Back in the '80s, I was shocked to learn there was someone else about my age with my name (it's not a common one) living in the Twin Cities. I called him one day to ask if he knew both his parents, etc., etc., but it didn't sound as though we were somehow related (though I wonder about it to this day).

terentii
02-20-2013, 11:47 AM
My own daughter, BTW, has a half-sister 15 years her senior who chooses not to communicate with us any more. This is incredibly sad because they have SO much in common, it's scary. While we would never deliberately intrude into her present life, we both very much hope that someday she'll come around and reestablish a relationship with us.

rhubarbarin
02-20-2013, 01:19 PM
I would absolutely want to be part of their life! I'd be completely shocked, though, from what I know of my parents.

No one in my family knew that my favorite cousin existed until I was about 11. We immediately welcomed her into our family, she's great.

phouka
02-20-2013, 02:24 PM
I have half-siblings from my father's first marriage. They are very nice people, and I enjoy spending time with them, but . . . it's not the same as my brothers, and there have been a couple of times when I've felt snubbed. However, I've known about them and visited with them since I was a little girl.

If a brand new sibling suddenly showed up, it would almost certainly be on my father's side. He was divorced for at least a couple of years between his first wife and marrying my mom, and he was not a monk. If he'd known, I'm sure the rest of us would to, as he was scrupulous about paying child support.

And if that person existed, I would want to get to know them. I'm not guaranteeing that we'd be close - I have cousins I almost never speak to, not because of enmity but more disinterest - but I'd certainly be open to the chance.

Zulema
02-22-2013, 12:01 AM
My mother found out she had a full brother who was 3 years younger than her when she was 70 and he was 67. At first she was excited but then I think it made her depressed.

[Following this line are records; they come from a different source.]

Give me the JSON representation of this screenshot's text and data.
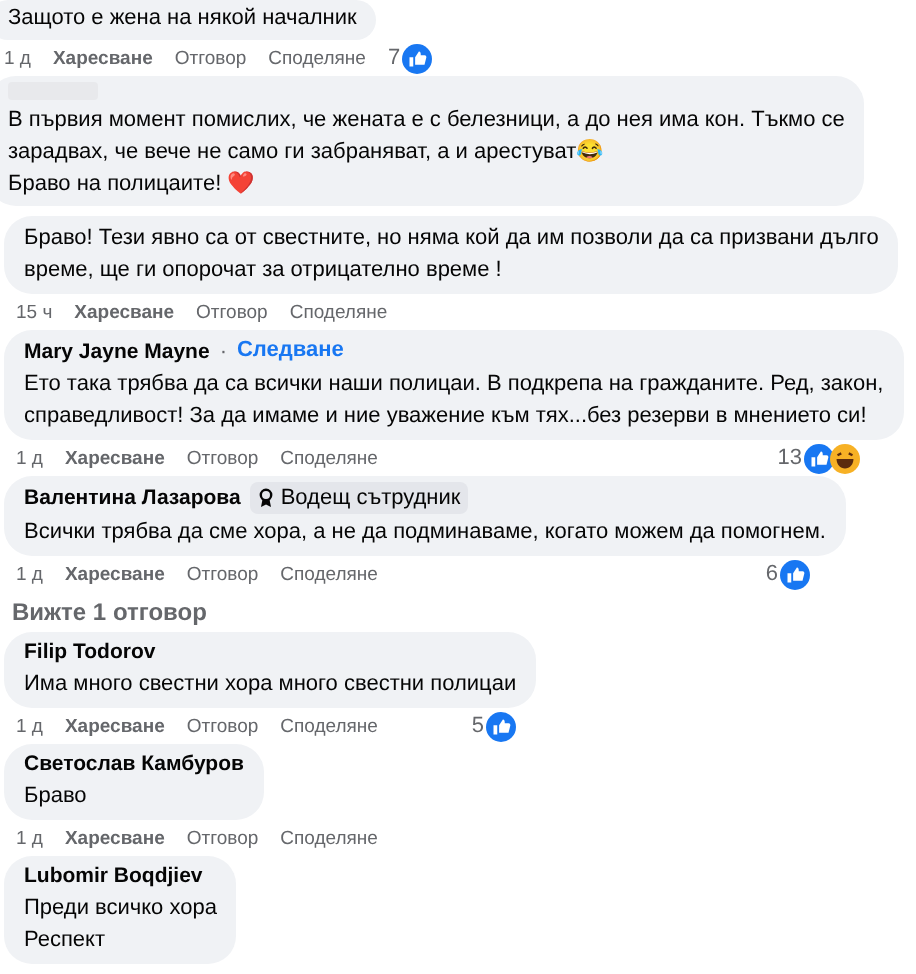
{
  "comments": [
    {
      "text": "Защото е жена на някой началник",
      "time": "1 д",
      "actions": [
        "Харесване",
        "Отговор",
        "Споделяне"
      ],
      "count": "7",
      "reactions": [
        {
          "kind": "like"
        }
      ]
    },
    {
      "text": "В първия момент помислих, че жената е с белезници, а до нея има кон. Тъкмо се\nзарадвах, че вече не само ги забраняват, а и арестуват😂\nБраво на полицаите! ❤️",
      "redacted_name": true
    },
    {
      "text": "Браво! Тези явно са от свестните, но няма кой да им позволи да са призвани дълго\nвреме, ще ги опорочат за отрицателно време !",
      "time": "15 ч",
      "actions": [
        "Харесване",
        "Отговор",
        "Споделяне"
      ]
    },
    {
      "name": "Mary Jayne Mayne",
      "separator": "·",
      "follow": "Следване",
      "text": "Ето така трябва да са всички наши полицаи. В подкрепа на гражданите. Ред, закон,\nсправедливост! За да имаме и ние уважение към тях...без резерви в мнението си!",
      "time": "1 д",
      "actions": [
        "Харесване",
        "Отговор",
        "Споделяне"
      ],
      "count": "13",
      "reactions": [
        {
          "kind": "like"
        },
        {
          "kind": "haha"
        }
      ]
    },
    {
      "name": "Валентина Лазарова",
      "badge": "Водещ сътрудник",
      "text": "Всички трябва да сме хора, а не да подминаваме, когато можем да помогнем.",
      "time": "1 д",
      "actions": [
        "Харесване",
        "Отговор",
        "Споделяне"
      ],
      "count": "6",
      "reactions": [
        {
          "kind": "like"
        }
      ]
    }
  ],
  "view_replies": "Вижте 1 отговор",
  "replies": [
    {
      "name": "Filip Todorov",
      "text": "Има много свестни хора много свестни полицаи",
      "time": "1 д",
      "actions": [
        "Харесване",
        "Отговор",
        "Споделяне"
      ],
      "count": "5",
      "reactions": [
        {
          "kind": "like"
        }
      ]
    },
    {
      "name": "Светослав Камбуров",
      "text": "Браво",
      "time": "1 д",
      "actions": [
        "Харесване",
        "Отговор",
        "Споделяне"
      ]
    },
    {
      "name": "Lubomir Boqdjiev",
      "text": "Преди всичко хора\nРеспект"
    }
  ]
}
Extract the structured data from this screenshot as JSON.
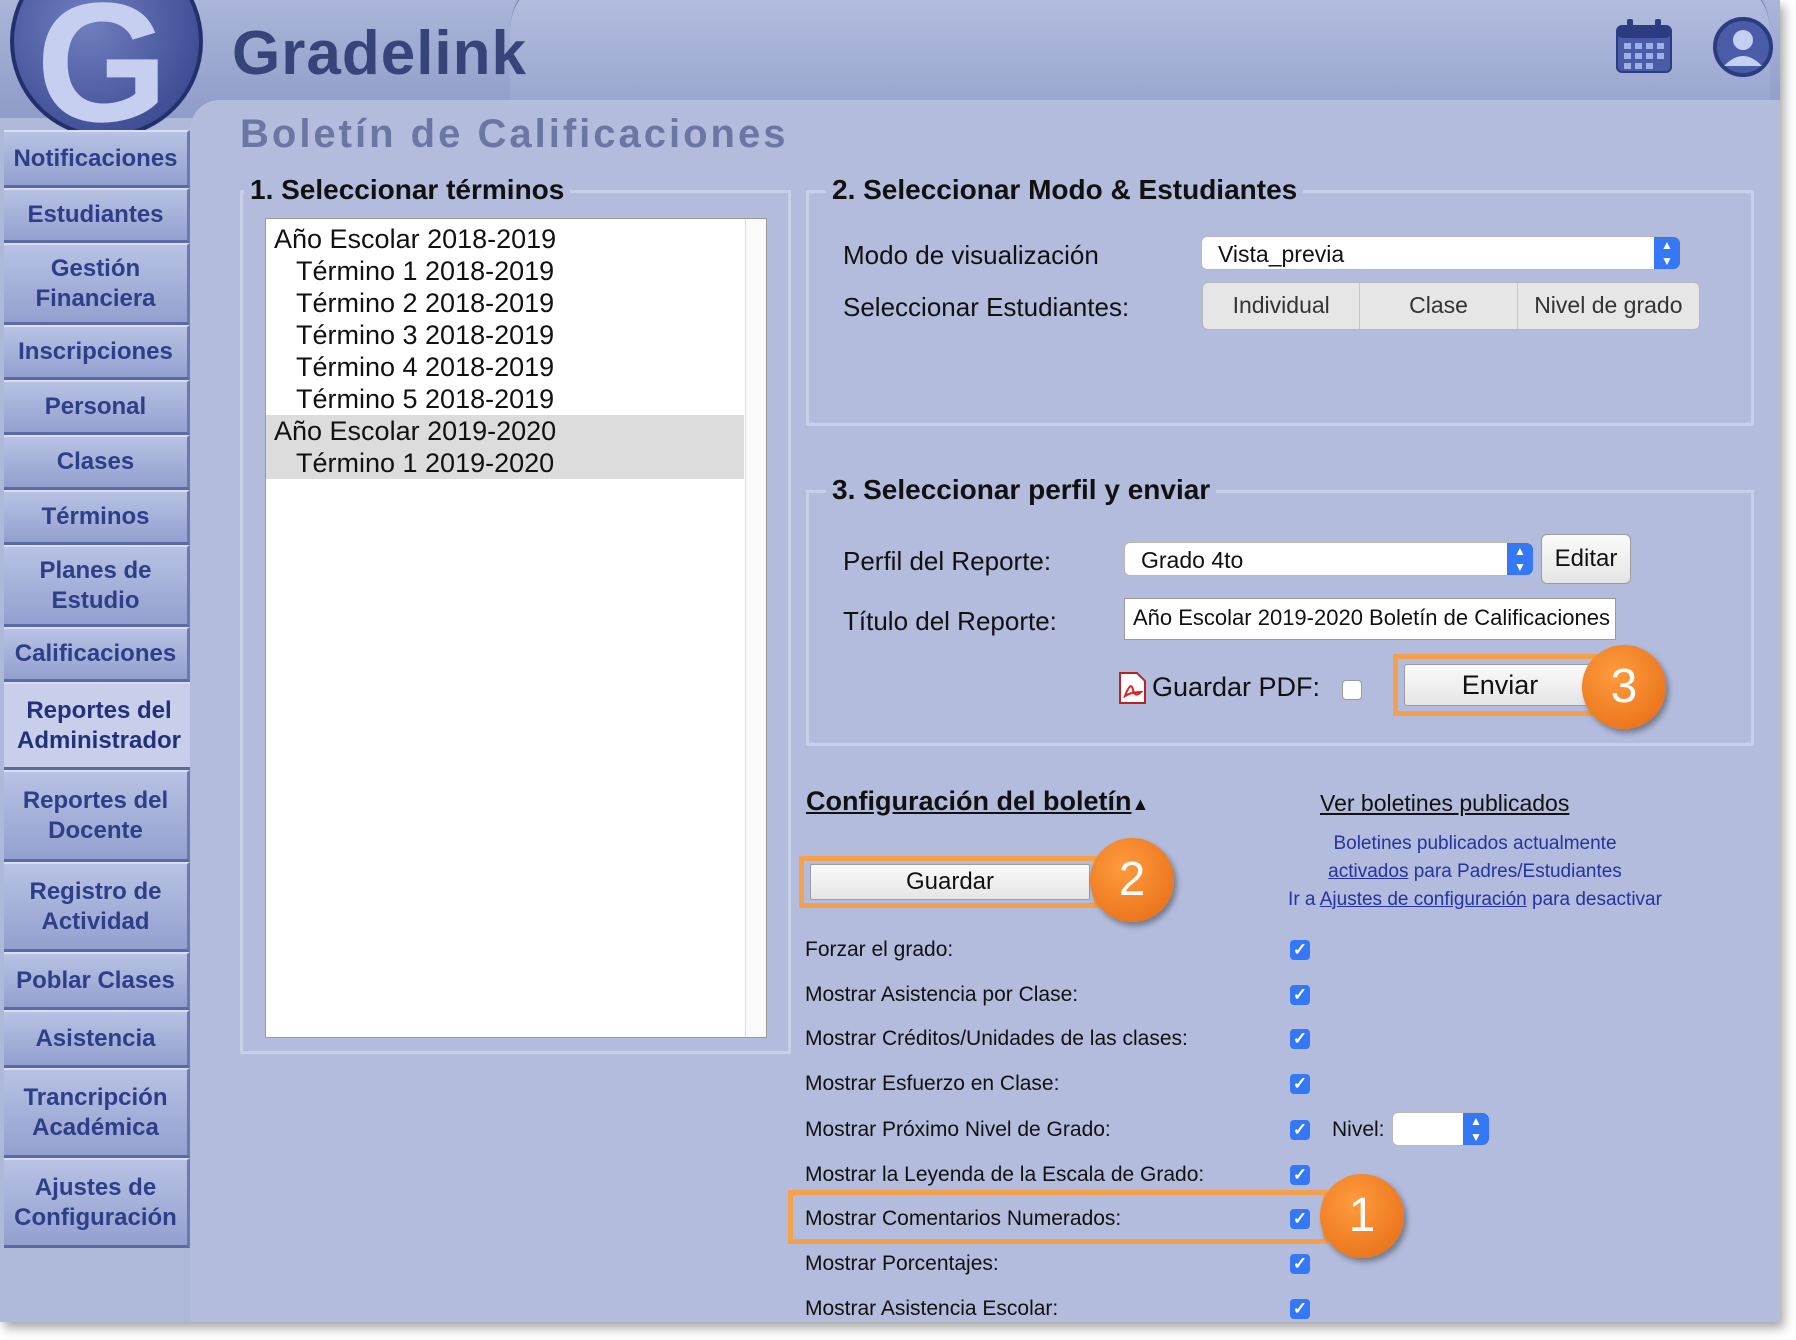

How it happened was a very sad story and we could see how giving the baby up made my grandmother who she was. It was like giving up the baby for adoption ruined my grandma for being a good mother which ruined my mom's ability to be a good mother. Then we could all see what a great life he had. So many messed up generations because in the 1930's people were cruel about certain things and talked my grandma into giving up the baby.

It was fun meeting everyone but I feel no connection to them. It just breaks my heart to think about the whole situation. He knew about my mom for his whole life but I don't know why he didn't find her earlier. It's strange because when I was in grade school he worked 2 blocks from my house and we didn't live in my mom's home town.

kiz
02-22-2013, 07:31 AM
My husband is adopted. When he was in college, his biological father found him. They met a couple of times, and during one of those times bio dad told him he'd also found his bio mom..and that my husband has a full-blooded sister born a couple of years after him (bio mom and dad got back together after my husband was put up for adoption, then broke up again --bio dad didn't know bio mom was pregnant, supposedly. Bio mom chose to keep the sister.)

Anyway, my husband eventually did meet his bio sister and mother, although not at the same time. The sister lives near us and have 5 sons. She decided not to have anything to do with my husband because "it was just too weird". His bio mother wished him well and didn't want to discuss anything further.

Physically my husband takes after his bio dad. They also have some of the same quirks. It's very bizarre comparing them They have mostly a phone relationship even though bio dad doesn't live very far from us.